Mr. Cruz has pointed out that another potential victim of Ms. Khan’s radical policies is pharmacy benefit managers, known as PBMs.

PBMs are third-party operators that negotiate drug prices with the big pharmaceutical companies on behalf of health insurance beneficiaries. The FTC previously endorsed these ventures as a model for advancing consumer interests. But Ms. Khan revoked that endorsement and is now pursuing more invasive regulations against the industry.

Ms. Khan may say she’s reining in big business on behalf of the underdog, but it appears she’s actually colluding with powerful interests against the underdog: us.

Just last year, the FTC chair delivered the keynote address at the National Community Pharmacists Association’s annual convention. This shows Ms. Khan’s conflict of interest. Along with the major drugmakers, the association supports draconian regulations on PBMs and is aggressively lobbying in Washington to take its side on the matter.

That’s why Mr. Cruz has cautioned Congress against supporting Ms. Khan in this new drug industry power grab. Grover Norquist’s Americans for Tax Reform applauded him for doing so, stating that “lawmakers should certainly be wary of expanding the FTC’s power in any way, specifically when new regulation would seemingly not benefit consumers.”

The FTC is supposed to intervene only if bad actors are rigging the market to the detriment of consumers. It’s not supposed to force companies to adopt left-wing policies, impose European standards, or pick winners and losers.

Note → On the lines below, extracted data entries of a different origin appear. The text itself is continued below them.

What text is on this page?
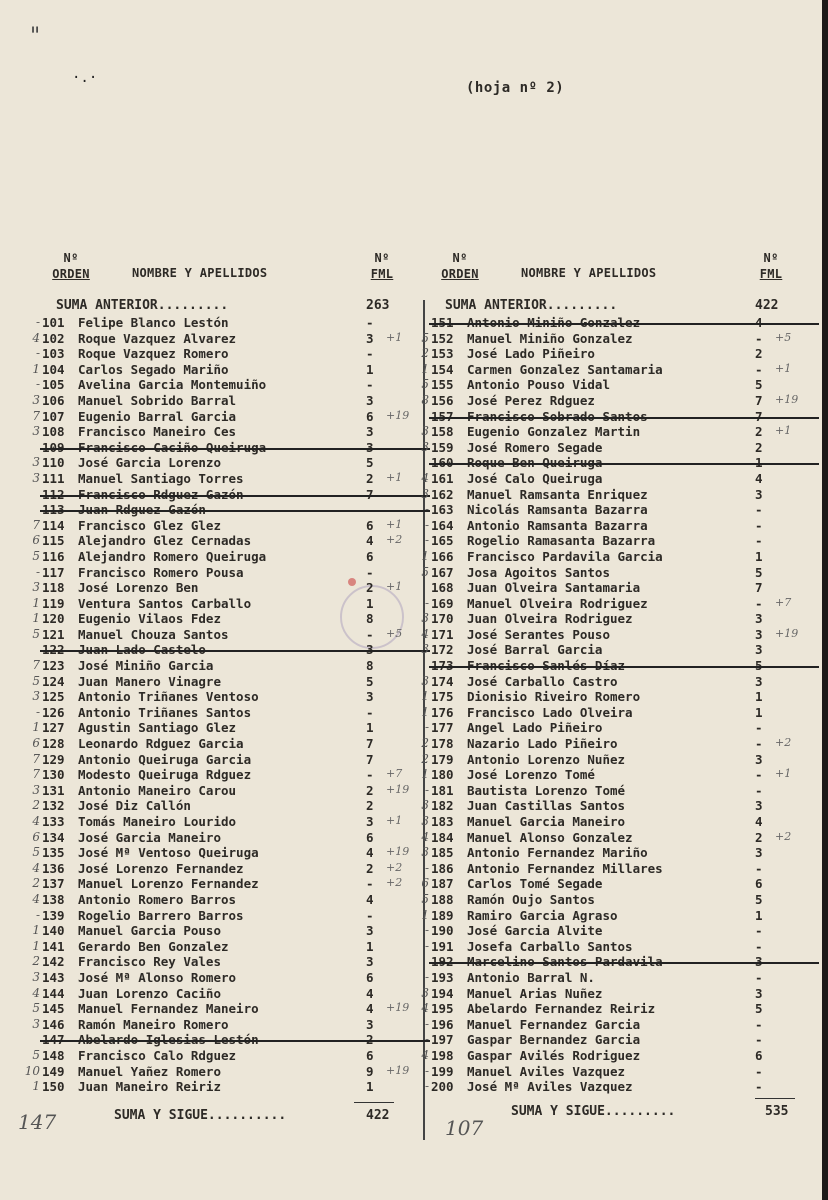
"
·.·
(hoja nº 2)
Nº
ORDEN	NOMBRE Y APELLIDOS
Nº
FML
SUMA ANTERIOR.........	263
- 101	Felipe Blanco Lestón	-
4 102	Roque Vazquez Alvarez	3	+1
- 103	Roque Vazquez Romero	-
1 104	Carlos Segado Mariño	1
- 105	Avelina Garcia Montemuiño	-
3 106	Manuel Sobrido Barral	3
7 107	Eugenio Barral Garcia	6	+19
3 108	Francisco Maneiro Ces	3
109	Francisco Caciño Queiruga	3
3 110	José Garcia Lorenzo	5
3 111	Manuel Santiago Torres	2	+1
112	Francisco Rdguez Gazón	7
113	Juan Rdguez Gazón
7 114	Francisco Glez Glez	6	+1
6 115	Alejandro Glez Cernadas	4	+2
5 116	Alejandro Romero Queiruga	6
- 117	Francisco Romero Pousa	-
3 118	José Lorenzo Ben	2	+1
1 119	Ventura Santos Carballo	1
1 120	Eugenio Vilaos Fdez	8
5 121	Manuel Chouza Santos	-	+5
122	Juan Lado Castelo	3
7 123	José Miniño Garcia	8
5 124	Juan Manero Vinagre	5
3 125	Antonio Triñanes Ventoso	3
- 126	Antonio Triñanes Santos	-
1 127	Agustin Santiago Glez	1
6 128	Leonardo Rdguez Garcia	7
7 129	Antonio Queiruga Garcia	7
7 130	Modesto Queiruga Rdguez	-	+7
3 131	Antonio Maneiro Carou	2	+19
2 132	José Diz Callón	2
4 133	Tomás Maneiro Lourido	3	+1
6 134	José Garcia Maneiro	6
5 135	José Mª Ventoso Queiruga	4	+19
4 136	José Lorenzo Fernandez	2	+2
2 137	Manuel Lorenzo Fernandez	-	+2
4 138	Antonio Romero Barros	4
- 139	Rogelio Barrero Barros	-
1 140	Manuel Garcia Pouso	3
1 141	Gerardo Ben Gonzalez	1
2 142	Francisco Rey Vales	3
3 143	José Mª Alonso Romero	6
4 144	Juan Lorenzo Caciño	4
5 145	Manuel Fernandez Maneiro	4	+19
3 146	Ramón Maneiro Romero	3
147	Abelardo Iglesias Lestón	2
5 148	Francisco Calo Rdguez	6
10 149	Manuel Yañez Romero	9	+19
1 150	Juan Maneiro Reiriz	1
SUMA Y SIGUE..........	422
147
Nº
ORDEN	NOMBRE Y APELLIDOS
Nº
FML
SUMA ANTERIOR.........	422
151	Antonio Miniño Gonzalez	4
5 152	Manuel Miniño Gonzalez	-	+5
2 153	José Lado Piñeiro	2
1 154	Carmen Gonzalez Santamaria	-	+1
5 155	Antonio Pouso Vidal	5
8 156	José Perez Rdguez	7	+19
157	Francisco Sobrado Santos	7
3 158	Eugenio Gonzalez Martin	2	+1
3 159	José Romero Segade	2
160	Roque Ben Queiruga	1
4 161	José Calo Queiruga	4
3 162	Manuel Ramsanta Enriquez	3
- 163	Nicolás Ramsanta Bazarra	-
- 164	Antonio Ramsanta Bazarra	-
- 165	Rogelio Ramasanta Bazarra	-
1 166	Francisco Pardavila Garcia	1
5 167	Josa Agoitos Santos	5
168	Juan Olveira Santamaria	7
- 169	Manuel Olveira Rodriguez	-	+7
3 170	Juan Olveira Rodriguez	3
4 171	José Serantes Pouso	3	+19
3 172	José Barral Garcia	3
173	Francisco Sanlés Díaz	5
3 174	José Carballo Castro	3
1 175	Dionisio Riveiro Romero	1
1 176	Francisco Lado Olveira	1
- 177	Angel Lado Piñeiro	-
2 178	Nazario Lado Piñeiro	-	+2
2 179	Antonio Lorenzo Nuñez	3
1 180	José Lorenzo Tomé	-	+1
- 181	Bautista Lorenzo Tomé	-
3 182	Juan Castillas Santos	3
3 183	Manuel Garcia Maneiro	4
4 184	Manuel Alonso Gonzalez	2	+2
3 185	Antonio Fernandez Mariño	3
- 186	Antonio Fernandez Millares	-
6 187	Carlos Tomé Segade	6
5 188	Ramón Oujo Santos	5
1 189	Ramiro Garcia Agraso	1
- 190	José Garcia Alvite	-
- 191	Josefa Carballo Santos	-
192	Marcelino Santos Pardavila	3
- 193	Antonio Barral N.	-
3 194	Manuel Arias Nuñez	3
4 195	Abelardo Fernandez Reiriz	5
- 196	Manuel Fernandez Garcia	-
- 197	Gaspar Bernandez Garcia	-
4 198	Gaspar Avilés Rodriguez	6
- 199	Manuel Aviles Vazquez	-
- 200	José Mª Aviles Vazquez	-
SUMA Y SIGUE.........	535
107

Lina Khan is betraying that mission in favor of her own “woke” agenda.

American consumers deserve better from those entrusted to keep an eye on business for us. The FTC should return to its stated purpose and only interfere with the economy when absolutely necessary.

Nobody elected Lina Khan to stifle American ingenuity. We need the people we elected to stand up to these changes and demand we return to the way things should be.

• Matt Mackowiak is president of Potomac Strategy Group and chairman of the Travis County, Texas, Republican Party. He is a Republican consultant, a former Bush administration official, a Bush-Cheney reelection campaign veteran and a former press secretary to two U.S. senators.